С этими словами герцог повел Гарольд в спальню и даже снял с него мантию. При этом он как будто нечаянно провел своей рукой по руке графа.

– Ого! – воскликнул он. – Да ведь ты обладаешь сильными мускулами! А хватит ли ее натянуть тетиву моего лука?

– Кто же в силах натянуть тетиву Улисса? – спросил в свою очередь Гарольд, пристально глядя в глаза Вильгельму, который изменился в лице от этого тонкого намека на то, что он далеко не Ахилл, как воображал, а занимает в жизни скорее положение Улисса.

ГЛАВА 3

После прибытия Вильгельма и Гарольда в Руан пиршества следовали за пиршествами, турниры – за турнирами, во всем были заметны старания герцога ослепить и очаровать Гарольда. Он действительно смотрел на все с удовольствием, но «ослепить» его было довольно трудно. Нормандские придворные, относившиеся презрительно к саксонцам, не могли нахвалиться его ловкостью в рыцарских состязаниях, красноречием, прекрасными манерами и умом.

Пиры и турниры сменялись поездками по всем интересным городам и местечкам герцогства; разумеется, эти поездки совершались с величайшей пышностью и роскошью. Хронисты уверяют, будто Гарольд и герцог ездили тогда даже в Компьень, к французскому королю Филиппу.

В конце концов, Гарольд вместе с шестью танами из его свиты был посвящен Вильгельмом в воинственное братство рыцарей. После этой церемонии, которая произошла по всем правилам рыцарского устава, Гарольд был приглашен к герцогине и ее дочерям. Одна из них, еще очень маленькая девочка, склонила Гарольда сказать ей комплимент. Матильда оставила свое вышивание и подозвала девочку к себе.

– Мы вовсе не желали бы, чтобы ты так рано привыкала к комплиментам, на которые мужчины чрезвычайно щедры, но я скажу тебе, что этому гостю ты смело можешь верить, если он называет тебя прекрасной. Гордись его любезностью и помни о ней, когда ты со временем будешь выслушивать комплименты от людей менее достойных, чем граф Гарольд... Может быть, Бог изберет тебе в супруги такого же храброго и красивого мужчину, каков этот благородный лорд, Аделаида, – сказала она, кладя руку на черные локоны дочери.

Девочка покраснела до ушей, но ответила со своеволием баловня, если только она не была подготовлена к подобному ответу:

– Я не хочу другого супруга, кроме этого графа Гарольда, милая мама; если он не захочет жениться на Аделаиде, то она уйдет в монастырь.

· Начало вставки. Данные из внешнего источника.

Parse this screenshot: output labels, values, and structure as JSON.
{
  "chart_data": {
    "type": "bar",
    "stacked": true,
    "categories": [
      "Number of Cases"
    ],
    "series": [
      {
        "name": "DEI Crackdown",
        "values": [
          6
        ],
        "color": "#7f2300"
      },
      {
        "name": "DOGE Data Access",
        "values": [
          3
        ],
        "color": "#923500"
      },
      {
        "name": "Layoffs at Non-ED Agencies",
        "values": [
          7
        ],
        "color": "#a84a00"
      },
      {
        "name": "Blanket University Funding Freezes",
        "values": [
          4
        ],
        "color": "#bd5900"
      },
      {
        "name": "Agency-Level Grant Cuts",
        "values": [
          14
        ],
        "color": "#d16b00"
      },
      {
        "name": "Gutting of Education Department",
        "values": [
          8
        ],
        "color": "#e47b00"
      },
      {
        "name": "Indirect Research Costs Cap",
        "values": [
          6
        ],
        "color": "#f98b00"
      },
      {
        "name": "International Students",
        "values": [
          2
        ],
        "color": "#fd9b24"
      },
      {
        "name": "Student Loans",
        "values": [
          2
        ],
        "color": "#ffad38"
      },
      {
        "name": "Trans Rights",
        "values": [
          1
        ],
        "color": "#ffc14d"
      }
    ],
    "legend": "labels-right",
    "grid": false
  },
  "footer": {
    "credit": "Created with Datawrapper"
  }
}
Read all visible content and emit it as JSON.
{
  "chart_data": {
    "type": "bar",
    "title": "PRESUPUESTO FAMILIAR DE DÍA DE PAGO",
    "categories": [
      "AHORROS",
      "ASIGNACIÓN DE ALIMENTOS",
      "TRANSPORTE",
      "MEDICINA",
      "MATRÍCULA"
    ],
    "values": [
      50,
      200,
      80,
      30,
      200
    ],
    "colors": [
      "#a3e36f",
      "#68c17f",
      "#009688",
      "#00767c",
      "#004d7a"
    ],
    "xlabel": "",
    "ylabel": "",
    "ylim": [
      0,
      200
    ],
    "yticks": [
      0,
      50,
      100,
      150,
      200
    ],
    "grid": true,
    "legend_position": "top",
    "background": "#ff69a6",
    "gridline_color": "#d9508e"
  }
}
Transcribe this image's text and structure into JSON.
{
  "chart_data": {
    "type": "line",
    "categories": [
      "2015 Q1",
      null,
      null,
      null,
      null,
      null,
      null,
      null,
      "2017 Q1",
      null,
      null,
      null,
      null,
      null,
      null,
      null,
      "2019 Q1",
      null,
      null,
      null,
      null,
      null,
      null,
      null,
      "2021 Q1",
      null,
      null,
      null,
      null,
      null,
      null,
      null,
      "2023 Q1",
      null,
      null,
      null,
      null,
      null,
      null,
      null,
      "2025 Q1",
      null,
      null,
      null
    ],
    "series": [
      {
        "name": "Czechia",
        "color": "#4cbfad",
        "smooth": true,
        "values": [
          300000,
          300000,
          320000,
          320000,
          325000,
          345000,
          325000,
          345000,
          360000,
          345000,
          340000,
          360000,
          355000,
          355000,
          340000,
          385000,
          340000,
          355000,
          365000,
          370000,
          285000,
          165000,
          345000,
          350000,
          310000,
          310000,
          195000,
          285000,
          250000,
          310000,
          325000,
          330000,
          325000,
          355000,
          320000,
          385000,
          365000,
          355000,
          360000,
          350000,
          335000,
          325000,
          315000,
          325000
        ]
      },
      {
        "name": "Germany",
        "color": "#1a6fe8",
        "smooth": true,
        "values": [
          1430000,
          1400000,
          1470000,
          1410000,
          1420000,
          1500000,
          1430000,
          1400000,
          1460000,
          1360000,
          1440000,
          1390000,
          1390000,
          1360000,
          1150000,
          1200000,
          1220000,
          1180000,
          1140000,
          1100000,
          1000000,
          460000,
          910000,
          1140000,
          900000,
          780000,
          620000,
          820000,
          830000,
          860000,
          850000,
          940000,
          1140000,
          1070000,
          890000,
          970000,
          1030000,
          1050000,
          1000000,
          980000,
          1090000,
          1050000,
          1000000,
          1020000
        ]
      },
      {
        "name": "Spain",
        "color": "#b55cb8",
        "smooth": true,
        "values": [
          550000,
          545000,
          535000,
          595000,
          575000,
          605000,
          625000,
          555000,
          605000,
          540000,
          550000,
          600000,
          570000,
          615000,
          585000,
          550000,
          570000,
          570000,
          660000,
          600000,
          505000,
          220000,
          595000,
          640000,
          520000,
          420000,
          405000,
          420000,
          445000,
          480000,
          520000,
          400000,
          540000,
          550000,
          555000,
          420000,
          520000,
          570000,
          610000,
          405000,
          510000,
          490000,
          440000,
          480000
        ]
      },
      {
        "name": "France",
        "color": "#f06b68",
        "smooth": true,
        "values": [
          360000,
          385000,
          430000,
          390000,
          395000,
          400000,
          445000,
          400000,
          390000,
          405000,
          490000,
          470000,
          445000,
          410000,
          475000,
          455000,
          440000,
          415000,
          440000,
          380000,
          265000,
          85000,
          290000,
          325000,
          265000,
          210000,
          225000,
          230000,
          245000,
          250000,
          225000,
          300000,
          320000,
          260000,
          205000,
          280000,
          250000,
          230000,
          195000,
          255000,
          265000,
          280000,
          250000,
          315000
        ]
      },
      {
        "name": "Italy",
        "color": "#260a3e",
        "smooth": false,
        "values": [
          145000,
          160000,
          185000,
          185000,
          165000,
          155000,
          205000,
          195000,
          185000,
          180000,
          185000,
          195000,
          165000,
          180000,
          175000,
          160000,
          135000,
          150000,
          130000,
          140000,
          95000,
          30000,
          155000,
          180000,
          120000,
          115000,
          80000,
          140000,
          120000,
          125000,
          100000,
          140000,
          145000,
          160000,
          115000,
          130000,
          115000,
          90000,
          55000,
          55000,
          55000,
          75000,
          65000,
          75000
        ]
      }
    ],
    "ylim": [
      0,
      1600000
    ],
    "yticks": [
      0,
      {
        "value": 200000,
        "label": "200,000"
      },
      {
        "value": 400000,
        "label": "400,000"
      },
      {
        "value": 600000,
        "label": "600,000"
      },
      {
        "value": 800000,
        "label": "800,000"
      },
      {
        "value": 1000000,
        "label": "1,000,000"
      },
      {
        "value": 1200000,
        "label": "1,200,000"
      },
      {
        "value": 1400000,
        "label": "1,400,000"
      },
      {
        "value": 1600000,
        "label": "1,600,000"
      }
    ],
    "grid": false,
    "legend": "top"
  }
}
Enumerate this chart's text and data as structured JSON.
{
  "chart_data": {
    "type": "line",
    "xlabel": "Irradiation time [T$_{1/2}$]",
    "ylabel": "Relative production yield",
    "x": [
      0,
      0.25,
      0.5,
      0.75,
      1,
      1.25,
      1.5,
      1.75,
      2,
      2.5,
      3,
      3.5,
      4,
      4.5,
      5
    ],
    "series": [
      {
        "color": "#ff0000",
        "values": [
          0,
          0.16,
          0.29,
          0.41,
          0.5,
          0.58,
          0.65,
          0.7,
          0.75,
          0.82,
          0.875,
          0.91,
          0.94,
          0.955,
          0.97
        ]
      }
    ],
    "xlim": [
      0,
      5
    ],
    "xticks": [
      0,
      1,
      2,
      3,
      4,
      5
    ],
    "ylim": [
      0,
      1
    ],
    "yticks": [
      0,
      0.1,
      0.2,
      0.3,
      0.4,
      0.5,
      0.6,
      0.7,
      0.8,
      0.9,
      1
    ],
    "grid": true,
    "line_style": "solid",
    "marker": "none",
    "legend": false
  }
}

– Неразумная девочка, разве ты можешь навязываться женихам, – произнесла Матильда с веселой улыбкой, – а что ты ответишь ей на это предложение, Гарольд?

– Что она через несколько лет убедится в своей ошибке, – сказал Гарольд, целуя лоб Аделаиды. – Ты, прелестная крошечка, еще не вырастешь, когда я буду уже седым стариком... И вздумал я тогда предложить тебе руку, то ты ответишь мне презрительной улыбкой.

– О, нет! – возразила Матильда серьезно. – Выскородные невесты ищут не молодости, а славы, а ведь слава не стареет!

Это замечание поразило Гарольда, подчеркнув, что он может попасть в ловушку, если не поостережется, и он поспешил ответить полушутливым тоном:

– Очень рад, что ношу при себе талисман, который делает мое сердце более или менее нечувствительным ко всем прелестям, не исключая даже очарования вашего прекрасного двора.

Матильда задумалась, в эту минуту внезапно вошел Вильгельм, и от внимания Гарольда не ускользнуло, что он обменялся с женой каким-то странным взглядом.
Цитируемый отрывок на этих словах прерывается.